Malgré le succès des élections, le processus politique
relativement démocratique et le soutien de la communauté internationale, la Tunisie
est encore aux prises, entre autres, avec un chômage élevé, des inégalités
régionales significatives et une corruption croissante. Il va sans dire que
cette situation durable est le résultat de près d'un demi-siècle de leadership
autocratique, exacerbée par une transition post-révolution de deux ans trop
irrégulière. En effet, au moment d’écrire ces mots, le chef du gouvernement de
la troïka a présenté sa démission, après avoir échoué à constituer un gouvernement
réduit apolitique et composé de technocrates; ceci, à la suite d'une première, et
espérons dernière, exécution politique fermement condamnée.
Ces échecs gouvernementaux successifs, témoignent de
l'incapacité des dirigeants politiques, au sein et hors du gouvernement, à appréhender
les problèmes les plus urgents. Ils ont continué à parler de plusieurs
questions comme la sécurité, la croissance nationale et régionale, ainsi que de
l'emploi, sans proposer d'actions ou de plans viables pour gagner la confiance
de la population et commencer à alléger la pression sociale. La dernière
spirale de deux ans, menant à un grotesque assassinat politique commis de
sang-froid, a été accélérée par une lutte acharnée pour le pouvoir, un populisme
futile et une absence de volonté et/ou de compétence pour démystifier les
véritables causes de la crise. En fait et au mieux, presque toutes les actions
et les programmes déployés nous rappellent le gouvernement d’avant la
révolution !
La crise du chômage des jeunes a été le témoin d’une
défaillance systémique persistante, une bombe à retardement qui a été
systématiquement ignorée, en faveur d’une restriction des libertés, d’une intimidation
des citoyens et du pillage du pays, mais abordée théâtralement avec des politiques
illusoires. Cette situation de chômage était caractérisée par un pourcentage
élevé, apparemment absurde mais symptomatique, de diplômés du supérieur sans
emploi. En effet et pendant la dernière décennie ou presque, plus le demandeur
d'emploi était instruit moins il/elle avait de chances à trouver un emploi !
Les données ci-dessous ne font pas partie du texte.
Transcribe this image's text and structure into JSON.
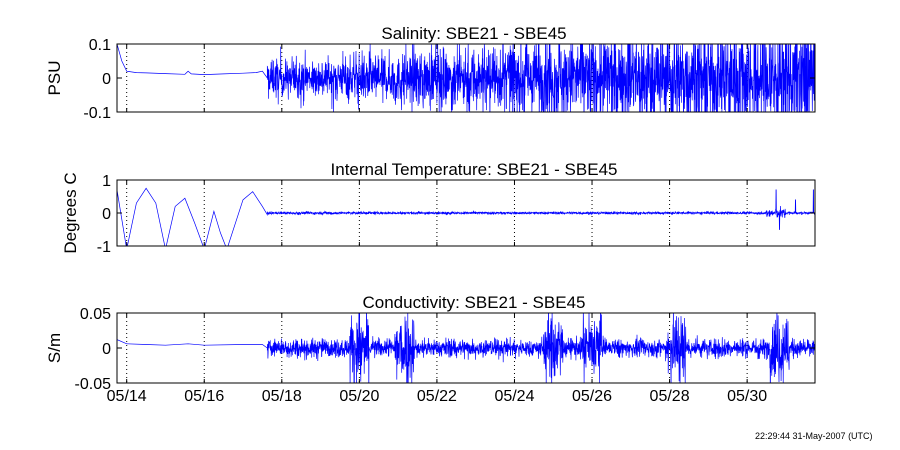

Cette situation absurde sera dénommée le Paradoxe Tunisien.
Une vision post
révolution:
La Tunisie post
révolution dispose d’une occasion unique et historique d'exploiter
intelligemment ses avantages concurrentiels et de rattraper rapidement les pays
développés, tout en prenant en même temps les devants pour devenir une Société
du Savoir Durable (SSD). Cette vision à long terme stipule que la Tunisie
assure sa place sur la scène internationale comme une société fondée sur le
savoir, où la croissance durable induite par l'innovation, le capital humain
créatif et habile avec un esprit d’entreprise et un système politique
démocratique, ouvrent la voie à une compétitivité des forces économiques et de
travail, une croissance durable équitable et inclusive à l’échelle nationale et
régionale, ainsi que l'amélioration du bien-être local et global. Il est
intéressant de noter, que les causes de la Révolution
du Jasmin, du Printemps Arabe et le Mouvement Occupy sont symptomatiques des
mêmes maux sociaux, faisant de la Tunisie du Savoir Durable une expérience
digne d'attention pour le reste de la planète.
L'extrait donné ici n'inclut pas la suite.